El clittage, consiste en colocar el pene en medio de los labios menores, de frente y en una postura en la que ella tenga las piernas ligeramente abiertas (de pie si las estaturas se equilibran).

Si desean probarlo colocándose sobre sus rodillas, pueden balancear el nivel de las pelvis colocándose sobre cojines. Por medio de movimientos pélvicos permiten que el pene se deslice para masajear la vulva. Pueden direccionar manualmente para dar toques precisos al clítoris.

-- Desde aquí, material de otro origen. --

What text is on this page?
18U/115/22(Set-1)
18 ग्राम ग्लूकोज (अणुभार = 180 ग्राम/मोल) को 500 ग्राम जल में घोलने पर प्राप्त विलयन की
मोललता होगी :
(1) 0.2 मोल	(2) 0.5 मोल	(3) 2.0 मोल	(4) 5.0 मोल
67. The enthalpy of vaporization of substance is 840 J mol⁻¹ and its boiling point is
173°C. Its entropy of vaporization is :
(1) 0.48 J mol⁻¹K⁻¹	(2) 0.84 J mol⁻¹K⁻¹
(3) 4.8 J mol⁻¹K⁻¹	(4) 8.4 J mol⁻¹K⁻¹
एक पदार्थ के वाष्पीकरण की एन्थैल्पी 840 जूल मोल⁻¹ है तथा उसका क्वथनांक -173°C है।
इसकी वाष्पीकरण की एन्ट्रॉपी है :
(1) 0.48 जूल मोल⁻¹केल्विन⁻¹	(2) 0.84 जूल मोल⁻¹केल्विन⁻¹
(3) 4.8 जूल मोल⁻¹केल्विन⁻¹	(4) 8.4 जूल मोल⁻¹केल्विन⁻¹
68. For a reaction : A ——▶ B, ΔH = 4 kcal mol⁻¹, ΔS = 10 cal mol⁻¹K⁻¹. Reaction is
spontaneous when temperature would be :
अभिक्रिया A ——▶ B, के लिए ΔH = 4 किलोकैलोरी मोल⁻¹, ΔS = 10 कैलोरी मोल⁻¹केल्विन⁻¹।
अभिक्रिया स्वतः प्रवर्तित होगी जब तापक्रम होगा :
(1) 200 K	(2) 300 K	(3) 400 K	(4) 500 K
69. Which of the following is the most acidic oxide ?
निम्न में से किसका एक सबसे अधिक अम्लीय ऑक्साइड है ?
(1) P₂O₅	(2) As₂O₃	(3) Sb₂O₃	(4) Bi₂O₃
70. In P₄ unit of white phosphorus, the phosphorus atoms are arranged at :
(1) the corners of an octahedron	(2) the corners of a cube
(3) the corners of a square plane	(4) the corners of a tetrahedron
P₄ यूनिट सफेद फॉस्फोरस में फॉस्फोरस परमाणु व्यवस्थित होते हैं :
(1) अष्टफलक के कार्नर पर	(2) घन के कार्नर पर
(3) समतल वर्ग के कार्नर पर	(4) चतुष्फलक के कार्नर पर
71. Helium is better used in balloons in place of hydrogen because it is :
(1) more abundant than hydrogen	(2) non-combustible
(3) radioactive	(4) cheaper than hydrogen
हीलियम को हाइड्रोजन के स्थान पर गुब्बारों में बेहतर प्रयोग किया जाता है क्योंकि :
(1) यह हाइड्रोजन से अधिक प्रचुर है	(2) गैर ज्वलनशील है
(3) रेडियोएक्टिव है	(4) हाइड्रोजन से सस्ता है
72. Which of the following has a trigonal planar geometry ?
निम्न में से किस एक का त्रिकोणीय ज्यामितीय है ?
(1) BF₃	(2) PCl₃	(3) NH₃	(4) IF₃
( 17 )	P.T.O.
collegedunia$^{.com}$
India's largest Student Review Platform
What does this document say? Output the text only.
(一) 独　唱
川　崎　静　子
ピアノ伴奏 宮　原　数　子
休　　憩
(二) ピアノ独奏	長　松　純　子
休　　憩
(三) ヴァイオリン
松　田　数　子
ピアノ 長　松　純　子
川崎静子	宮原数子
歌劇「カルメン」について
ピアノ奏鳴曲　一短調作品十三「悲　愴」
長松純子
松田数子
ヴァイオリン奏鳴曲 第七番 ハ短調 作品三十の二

El roce, siempre y cuando haya una lubricación adecuada –por ello es imprescindible combinar esta práctica con una buena dosis de Soft Lube® – puede llevar a la mayoría de las mujeres al orgasmo y brindar estímulos muy efectivos al tronco y glande del pene. Es algo así como un simulacro de coito, que incluso puede integrarse en actividades previas al mismo, a la penetración.

Como juego es súper útil para preparar a la vagina para los embates del pene. Y si hay clímax, aún más. Para entonces las paredes y vestíbulo vaginales estarán plenos de sensibilidad, de sangre fluyendo en la zona pubococcígea (el grupo de músculos que tienen un papel crucial en el orgasmo), el clítoris erecto; en fin, toda la fiesta puesta para recibir al pene.

Pero. Aquí comienzan los peros. Por desgracia hay quien aún piensa que sólo y sólo estará proclive a pescar alguna ITS si penetra. Cualquier, cualquier infección de transmisión sexual, salvo VIH, puede regarse en esta práctica, en especial si de ese roce resulta una eyaculación. De hecho es una delas vías de contagio más eficientes para VPH o papiloma.

Por otro lado, aunque menos factible, pero las excepciones existen, si la eyaculación masculina se diera prácticamente dentro del vestíbulo vaginal, podría darse un embarazo. Así que no se la jueguen ni se vayan con la finta de ‘fue por afuerita, no vale’. Hay que usar un condón, punto.